💶 CERCLE VICIEUXNaN
Comment faire cohabiter chimio et branlette ?
Antonia Crane l'a fait !
Traduit par
Michael Belano, sorti en 2017 de l'autre côté de l'Atlantique, ce premier roman autobiographique d'
Antonia Crane, ne ressemble à aucun autre. Elle, la travailleuse du sexe qui garde sa liberté quant à son exercice, raconte avec un talent certain, l'univers d'un monde obscur qui effraie par certains movements. Activiste, elle lance le premier syndicat des travailleurs du sexe pour décriminaliser son activité. Et pourtant, c'est une histoire d'amour et de tendresse qui se dessine au fil du récit : celle qui la lie au quotidien avec sa mère.
Cette mère qui n'aimait pas la sécurité et la quiétude, devant élever sa fille seule, un père qui déguerpit, laissant une enfant avec les clips de
Madonna sur MTV en ligne de mire. Atteinte d'un cancer rare des voies biliaires, cette dernière se bat corps et âme pour survivre telle une héroïne.
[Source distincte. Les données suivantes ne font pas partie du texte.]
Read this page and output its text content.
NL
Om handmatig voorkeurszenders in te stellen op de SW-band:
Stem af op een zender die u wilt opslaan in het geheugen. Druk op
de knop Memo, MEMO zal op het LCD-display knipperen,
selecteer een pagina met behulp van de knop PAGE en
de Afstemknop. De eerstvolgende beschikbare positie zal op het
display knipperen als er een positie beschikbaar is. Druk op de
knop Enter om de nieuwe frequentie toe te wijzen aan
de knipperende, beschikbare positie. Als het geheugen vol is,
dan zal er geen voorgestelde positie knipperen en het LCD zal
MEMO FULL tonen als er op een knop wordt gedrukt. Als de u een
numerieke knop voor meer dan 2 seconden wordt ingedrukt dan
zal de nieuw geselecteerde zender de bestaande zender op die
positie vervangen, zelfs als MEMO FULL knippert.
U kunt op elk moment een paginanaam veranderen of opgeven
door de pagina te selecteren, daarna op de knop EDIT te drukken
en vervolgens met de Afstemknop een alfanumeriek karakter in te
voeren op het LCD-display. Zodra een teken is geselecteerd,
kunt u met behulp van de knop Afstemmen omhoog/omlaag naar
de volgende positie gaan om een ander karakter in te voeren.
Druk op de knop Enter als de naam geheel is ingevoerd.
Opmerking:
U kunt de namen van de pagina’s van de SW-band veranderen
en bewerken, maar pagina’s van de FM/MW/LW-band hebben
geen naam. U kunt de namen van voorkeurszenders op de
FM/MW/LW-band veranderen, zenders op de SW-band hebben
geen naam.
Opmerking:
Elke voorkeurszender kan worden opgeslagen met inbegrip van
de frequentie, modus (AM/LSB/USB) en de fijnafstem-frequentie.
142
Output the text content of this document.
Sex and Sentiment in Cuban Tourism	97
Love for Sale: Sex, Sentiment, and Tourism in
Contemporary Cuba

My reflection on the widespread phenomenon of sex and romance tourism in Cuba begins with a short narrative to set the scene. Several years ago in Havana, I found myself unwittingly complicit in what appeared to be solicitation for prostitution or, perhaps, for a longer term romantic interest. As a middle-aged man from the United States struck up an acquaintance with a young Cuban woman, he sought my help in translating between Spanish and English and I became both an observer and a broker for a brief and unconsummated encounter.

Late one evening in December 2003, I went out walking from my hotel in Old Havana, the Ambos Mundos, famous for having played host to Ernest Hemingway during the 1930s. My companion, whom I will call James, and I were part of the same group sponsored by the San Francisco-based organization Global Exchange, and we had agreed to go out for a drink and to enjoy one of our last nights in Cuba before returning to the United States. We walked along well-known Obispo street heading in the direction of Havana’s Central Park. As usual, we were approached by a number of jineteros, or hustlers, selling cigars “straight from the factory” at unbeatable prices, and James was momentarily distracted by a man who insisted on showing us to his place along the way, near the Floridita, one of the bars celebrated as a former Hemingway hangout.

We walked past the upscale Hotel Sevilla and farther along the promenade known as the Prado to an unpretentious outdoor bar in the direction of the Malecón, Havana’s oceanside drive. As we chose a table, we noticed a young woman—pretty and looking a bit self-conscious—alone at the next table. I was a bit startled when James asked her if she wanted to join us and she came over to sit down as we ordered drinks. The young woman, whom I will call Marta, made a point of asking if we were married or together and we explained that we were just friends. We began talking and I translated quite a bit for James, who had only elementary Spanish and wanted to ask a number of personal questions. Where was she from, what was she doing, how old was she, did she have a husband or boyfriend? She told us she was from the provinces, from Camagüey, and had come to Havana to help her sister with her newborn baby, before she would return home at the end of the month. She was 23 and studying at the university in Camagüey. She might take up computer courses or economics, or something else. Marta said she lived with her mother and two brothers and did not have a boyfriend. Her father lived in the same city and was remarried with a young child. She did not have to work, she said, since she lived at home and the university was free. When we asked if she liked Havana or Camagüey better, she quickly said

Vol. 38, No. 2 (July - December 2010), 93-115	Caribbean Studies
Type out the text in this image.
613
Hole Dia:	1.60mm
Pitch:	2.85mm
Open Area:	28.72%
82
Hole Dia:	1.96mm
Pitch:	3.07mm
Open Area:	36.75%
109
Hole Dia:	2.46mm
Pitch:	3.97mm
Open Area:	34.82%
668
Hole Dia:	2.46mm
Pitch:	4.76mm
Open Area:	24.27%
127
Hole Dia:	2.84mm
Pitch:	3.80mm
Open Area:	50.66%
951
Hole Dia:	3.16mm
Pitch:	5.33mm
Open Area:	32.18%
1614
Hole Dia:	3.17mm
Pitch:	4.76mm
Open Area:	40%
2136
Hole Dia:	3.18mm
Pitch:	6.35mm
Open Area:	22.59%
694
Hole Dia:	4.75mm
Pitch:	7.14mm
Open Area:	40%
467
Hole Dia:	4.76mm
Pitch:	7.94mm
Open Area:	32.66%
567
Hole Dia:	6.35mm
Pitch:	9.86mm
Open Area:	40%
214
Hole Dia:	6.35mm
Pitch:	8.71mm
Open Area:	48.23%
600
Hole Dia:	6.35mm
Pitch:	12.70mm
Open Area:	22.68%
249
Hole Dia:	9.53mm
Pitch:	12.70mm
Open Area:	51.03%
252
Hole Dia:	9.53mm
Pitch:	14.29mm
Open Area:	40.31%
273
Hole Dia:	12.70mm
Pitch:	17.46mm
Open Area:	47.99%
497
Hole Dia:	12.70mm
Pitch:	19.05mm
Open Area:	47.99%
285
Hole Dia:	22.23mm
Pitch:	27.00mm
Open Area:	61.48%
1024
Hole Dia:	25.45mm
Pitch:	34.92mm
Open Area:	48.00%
Une relation d'une grande affection où aucun jugement n'est émis sur l'activité sexuelle : « son amour n'était pas conditionné par mes activités ou mes hobbies », là où d'autres auraient été moins tolérants.
✍« Je voulais anéantir la femme en moi pour la reconstruire entièrement. »
Sans jamais verser dans le sentimentalisme ou l'amas de scènes choquantes,
Antonia Crane révèle de manière crue et véritable l'envers de ces hommes à la fois inquiétants et en détresse sexuelle de manière sous-jacente. On pense à ce légendaire « homme courgette » qui reste en mémoire tant l'on imagine mal vivre une scène pareille. Tout cela fait nous interroger sur le rapport au sexe tarifé où la masculinité y déverse ses fantasmes. Après la crise covid, ce monde s'est numérisé et s'est transformé pour mettre en avant des relations beaucoup plus obscures et de manière anonyme. On y croise ainsi ces filles se bourrant de sucreries ou de cocaine, noyant leur chagrin dans le shopping mais revenant toujours à leur point de départ. En proie aux difficultés financières, le sexe permet de sortir la tête de l'eau. Avec une immense honnêteté, l'autrice entre dans la tête de ces hommes pour y décrire la face cachée de ces moments intimes parfois glauques.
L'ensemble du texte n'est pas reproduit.